La Jornada - Editorial
Las agresiones contra
la misión de investigadores enviada por la Organización de las Naciones
Unidas (ONU) a Siria para verificar las denuncias sobre un ataque con
armas químicas, perpetrado el pasado miércoles 21 en el distrito de
Ghuta, en las afueras de la capital siria, enrarecen por partida doble
el ambiente internacional y refuerzan las tendencias belicistas que
impulsan una incursión militar de Occidente en ese desgarrado país
árabe. En lo inmediato, el gobierno estadunidense, por conducto del
secretario de Estado, John Kerry, multiplicó sus amenazas de una
intervención bélica directa y el Pentágono anunció que tiene ya listo un
abanico de posibles acciones violentas.
En los días posteriores a ese ataque hubo muy pocos datos
incontestables sobre el episodio: que la información dio pie a una
conmoción internacional, que se habló –en un principio– de más de mil
400 muertos, que en Internet circularon fotos y videos de personas con
síntomas de afectación por gases neurotóxicos y que el asunto generó un
sinnúmero de amenazas contra el régimen de Bachar Assad, así como de
advertencias –principalmente, de Moscú y de Damasco– sobre los peligros
de una internacionalización del conflicto interno sirio.
Posteriormente, una misión de Médicos Sin Fronteras informó que había
tenido conocimiento de 355 fallecimientos y de unas 3 mil 600 personas
que fueron tratadas por síntomas de intoxicación con alguna clase de
arma química.

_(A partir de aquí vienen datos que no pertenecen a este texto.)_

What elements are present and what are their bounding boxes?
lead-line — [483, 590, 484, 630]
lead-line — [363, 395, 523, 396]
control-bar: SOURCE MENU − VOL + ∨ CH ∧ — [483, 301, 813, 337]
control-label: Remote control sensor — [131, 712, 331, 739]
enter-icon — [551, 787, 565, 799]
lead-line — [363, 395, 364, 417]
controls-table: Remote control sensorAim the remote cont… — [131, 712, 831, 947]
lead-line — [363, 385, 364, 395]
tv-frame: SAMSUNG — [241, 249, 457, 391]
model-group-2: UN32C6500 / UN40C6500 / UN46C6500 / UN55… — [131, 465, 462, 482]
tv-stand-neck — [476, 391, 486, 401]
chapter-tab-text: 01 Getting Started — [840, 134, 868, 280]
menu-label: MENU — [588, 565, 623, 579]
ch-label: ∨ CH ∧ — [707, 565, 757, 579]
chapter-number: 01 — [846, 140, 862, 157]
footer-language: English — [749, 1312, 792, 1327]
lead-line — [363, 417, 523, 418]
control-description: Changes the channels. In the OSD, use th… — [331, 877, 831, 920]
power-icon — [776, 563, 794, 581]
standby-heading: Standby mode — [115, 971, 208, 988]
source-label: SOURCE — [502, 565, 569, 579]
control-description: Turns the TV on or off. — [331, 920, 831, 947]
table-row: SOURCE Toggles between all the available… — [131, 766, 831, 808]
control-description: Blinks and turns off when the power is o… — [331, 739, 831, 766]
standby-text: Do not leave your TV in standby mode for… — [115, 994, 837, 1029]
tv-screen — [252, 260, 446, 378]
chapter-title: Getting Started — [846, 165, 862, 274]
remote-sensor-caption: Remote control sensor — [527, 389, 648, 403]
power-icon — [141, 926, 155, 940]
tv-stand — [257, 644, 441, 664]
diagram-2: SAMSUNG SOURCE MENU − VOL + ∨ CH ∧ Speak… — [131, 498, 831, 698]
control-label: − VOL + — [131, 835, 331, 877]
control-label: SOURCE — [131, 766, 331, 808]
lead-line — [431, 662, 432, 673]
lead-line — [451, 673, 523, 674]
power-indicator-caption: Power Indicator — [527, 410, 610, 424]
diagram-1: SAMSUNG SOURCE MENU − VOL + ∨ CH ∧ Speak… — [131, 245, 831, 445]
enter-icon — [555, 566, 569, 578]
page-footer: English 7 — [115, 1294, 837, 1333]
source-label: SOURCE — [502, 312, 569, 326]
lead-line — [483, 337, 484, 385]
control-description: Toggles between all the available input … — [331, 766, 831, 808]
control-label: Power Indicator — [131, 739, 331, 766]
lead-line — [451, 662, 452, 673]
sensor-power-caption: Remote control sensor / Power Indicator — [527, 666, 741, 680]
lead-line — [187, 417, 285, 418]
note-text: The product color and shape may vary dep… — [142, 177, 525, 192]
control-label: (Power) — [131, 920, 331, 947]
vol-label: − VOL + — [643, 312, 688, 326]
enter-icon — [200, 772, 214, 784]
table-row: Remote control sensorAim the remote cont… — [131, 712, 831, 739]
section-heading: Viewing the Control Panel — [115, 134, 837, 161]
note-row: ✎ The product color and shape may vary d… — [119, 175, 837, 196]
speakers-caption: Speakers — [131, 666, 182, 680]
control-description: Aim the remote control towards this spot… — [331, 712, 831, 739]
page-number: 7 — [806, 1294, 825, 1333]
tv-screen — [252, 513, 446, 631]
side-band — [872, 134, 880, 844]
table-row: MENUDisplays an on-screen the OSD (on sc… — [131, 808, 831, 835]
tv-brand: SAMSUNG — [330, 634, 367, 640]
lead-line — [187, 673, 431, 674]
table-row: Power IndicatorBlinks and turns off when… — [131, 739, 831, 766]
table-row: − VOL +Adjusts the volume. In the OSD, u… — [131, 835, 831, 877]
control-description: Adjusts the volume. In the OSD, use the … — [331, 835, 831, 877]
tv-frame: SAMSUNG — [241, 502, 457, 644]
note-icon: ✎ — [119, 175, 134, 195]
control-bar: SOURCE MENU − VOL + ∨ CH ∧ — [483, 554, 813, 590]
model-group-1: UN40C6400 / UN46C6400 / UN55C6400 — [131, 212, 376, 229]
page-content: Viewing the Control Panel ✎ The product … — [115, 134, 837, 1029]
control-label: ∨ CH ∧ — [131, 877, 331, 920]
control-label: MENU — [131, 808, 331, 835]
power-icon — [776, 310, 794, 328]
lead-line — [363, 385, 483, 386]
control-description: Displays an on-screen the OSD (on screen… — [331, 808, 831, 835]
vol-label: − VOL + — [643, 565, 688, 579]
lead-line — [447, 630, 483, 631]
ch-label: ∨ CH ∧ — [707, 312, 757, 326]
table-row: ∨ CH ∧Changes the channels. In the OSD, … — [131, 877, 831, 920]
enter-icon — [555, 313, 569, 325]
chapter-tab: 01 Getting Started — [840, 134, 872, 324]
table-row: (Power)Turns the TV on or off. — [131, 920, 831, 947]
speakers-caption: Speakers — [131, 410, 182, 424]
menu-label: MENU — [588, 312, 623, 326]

Fuera de esos datos, y aunque no se puede descartar que la
agresión contra civiles haya sido efectuada por el gobierno sirio, no
hay, hasta ahora, pruebas en su contra, así como no hay indicios sólidos
que permitan incriminar a los opositores.
Es decir, el mundo está siendo orillado a un nuevo conflicto
bélico internacional en Medio Oriente en un clima de extrema
desinformación.
Es imposible no recordar, en el momento presente, los alegatos
fabricados por el gobierno de George W. Bush en 2002 y 2003 para invadir
y arrasar Irak: que el régimen de Saddam Hussein poseía
armas de destrucción masivay capacidad para atacar el territorio estadunidense, y que mantenía una alianza con Al Qaeda. Todo eso resultó ser mentira, pero los principales medios occidentales lo propalaron como verdades comprobadas.
A los precedentes de tales operaciones de desinformación ha de
sumarse elementos de contexto como la oposición mayoritaria de la
sociedad estadundiense a una intervención de fuerzas militares de su
país en el conflicto sirio, así como las dudas que arroja la acusación
occidental sobre la presunta autoría gubernamental del ataque químico en
Ghuta: parece improbable, en efecto, que el régimen de Damasco, que la
semana pasada había logrado una clara ventaja en el terreno bélico sobre
sus adversarios, recurriera a un armamento que no necesitaba, a
sabiendas de que tal acción lo colocaría, en forma automática, en la
mira de los promotores de la intervención militar occidental.
La opinión pública internacional asiste, pues, sin información
confiable, a lo que puede ser una nueva escalada bélica en Medio
Oriente, y no parece que la opacidad y la confusión sean accidentales.